Fucked Up
Dose Your Dreams
MERGE
7/10
When Fucked Up released their debut studio album Hidden World in 2006, it was a lengthy one, especially for a punk band. Clocking in at seventy-three minutes, the record was stuffed to the brim with roaring power chords and an incredibly omnipresent vocal presence, courtesy of Damian “Pink Eyes” Abraham.
Fucked Up are not a punk band by the genre’s typical requirements; sure, a large portion of their discography is relatively punk-oriented, but beyond their first record, they probed and experimented with prog rock, art punk, and flat-out stadium rock. Their most acclaimed accomplishments, 2008’s The Chemistry of Common Life and 2011’s David Comes to Life, highlighted the aforementioned experimentation with relative ease—it was abrasive music that wasn’t trying to be abrasive.

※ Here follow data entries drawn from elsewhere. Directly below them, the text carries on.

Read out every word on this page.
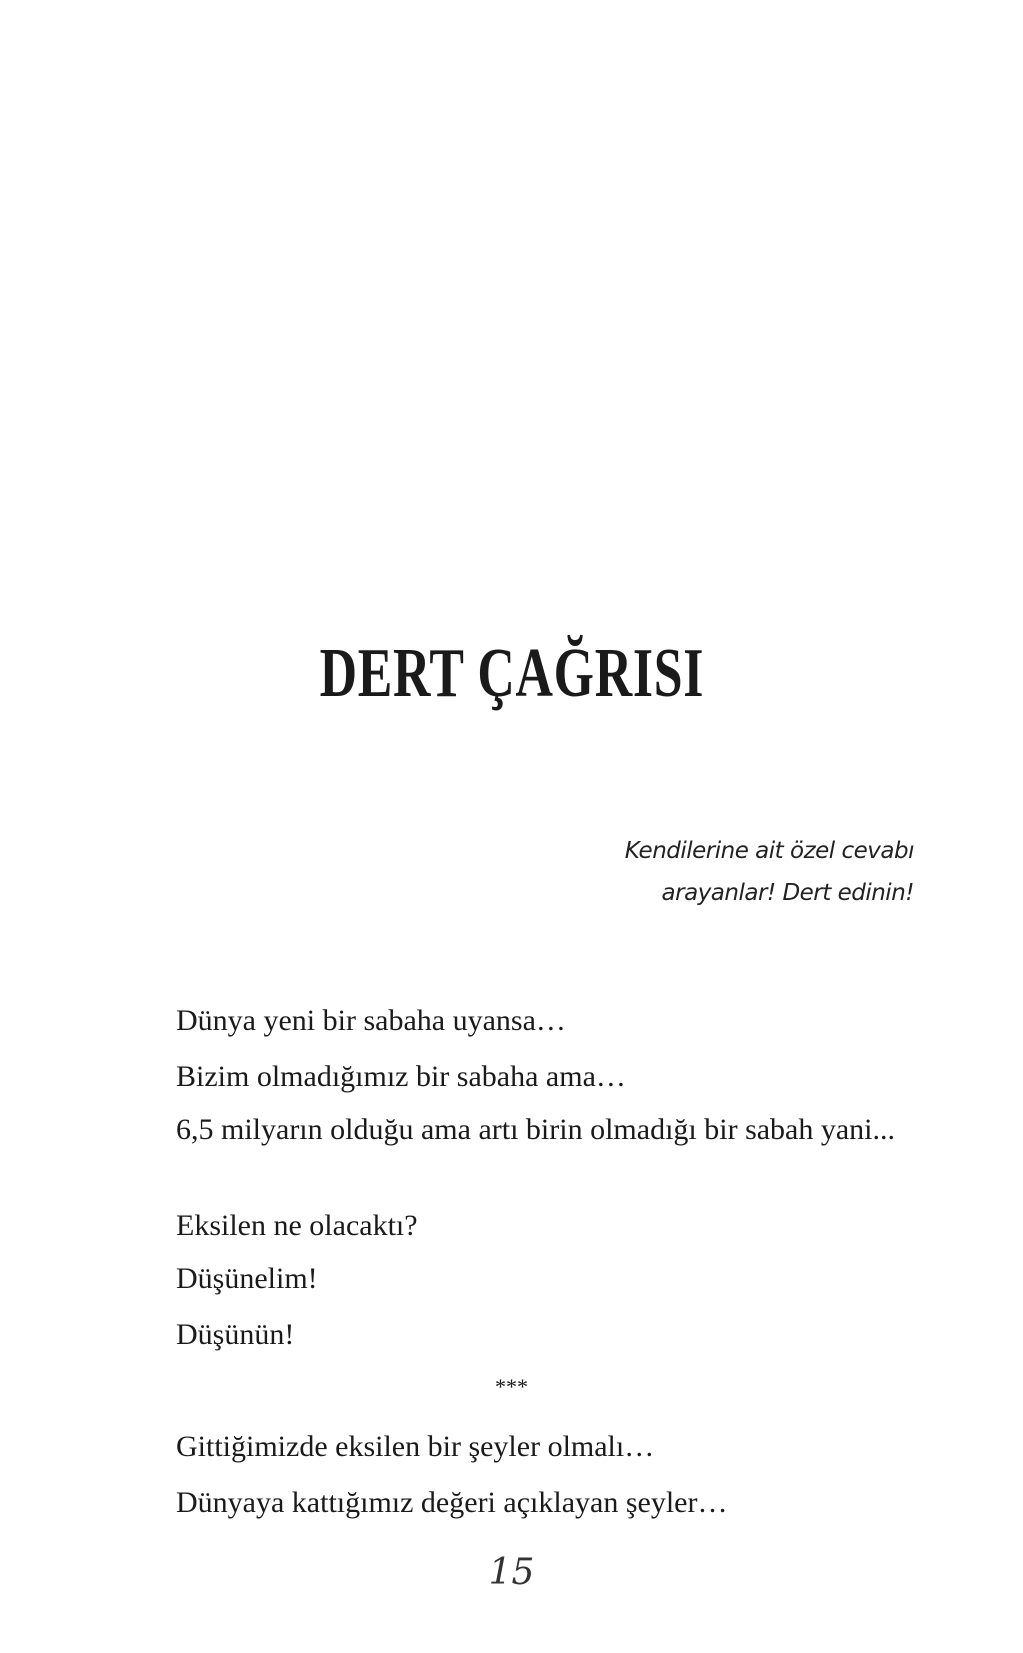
DERT ÇAĞRISI
Kendilerine ait özel cevabı
arayanlar! Dert edinin!
Dünya yeni bir sabaha uyansa…
Bizim olmadığımız bir sabaha ama…
6,5 milyarın olduğu ama artı birin olmadığı bir sabah yani...
Eksilen ne olacaktı?
Düşünelim!
Düşünün!
***
Gittiğimizde eksilen bir şeyler olmalı…
Dünyaya kattığımız değeri açıklayan şeyler…
15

With the complexities found on Chemistry and the conceptual rock opera of David under their belts, Fucked Up moved forward, never recording anything as straightforward as Hidden World again. Perhaps that’s why the marginally zealous energy on the Toronto collective’s latest album—and first with Merge—Dose Your Dreams, sounds both refreshed and reconciled. The opening track, “None of Your Business Man,” enters with shimmering pianos and strings, vocals creeping up from the dirt, forming a seraphic atmosphere, immediately interrupted by Abraham’s burly growls. It’s a tight transition, something Fucked Up have perfected in their seventeen years of stifling, atmospheric prog-punk. There are moments of glitchy, digital hardcore, like on “House of Keys” and “Mechanical Bull,” as well as ambient chamber-pop on “Two I’s Closed.” This is easily Fucked Up’s most conceptually scattered record, but that’s also what gives it its charm.
Luckily, the rock epics of Fucked Up’s golden years have dissipated, and their sporadic and restless approach here does them more favors than any regressive stadium-rock opera would have. There are big sounding moments on Dose Your Dreams, such as “Accelerate,” or the steady, driving closer “Joy Stops Time,” one of the record’s finest moments. But beyond that, the whole thing is pretty insular, as the band appears no longer concerned with delivering something religiously themed or attempting something too artistically ambitious, too off the wall. Instead, Fucked Up let themselves grow naturally, developing into a sharper, less predictable, and ultimately better band.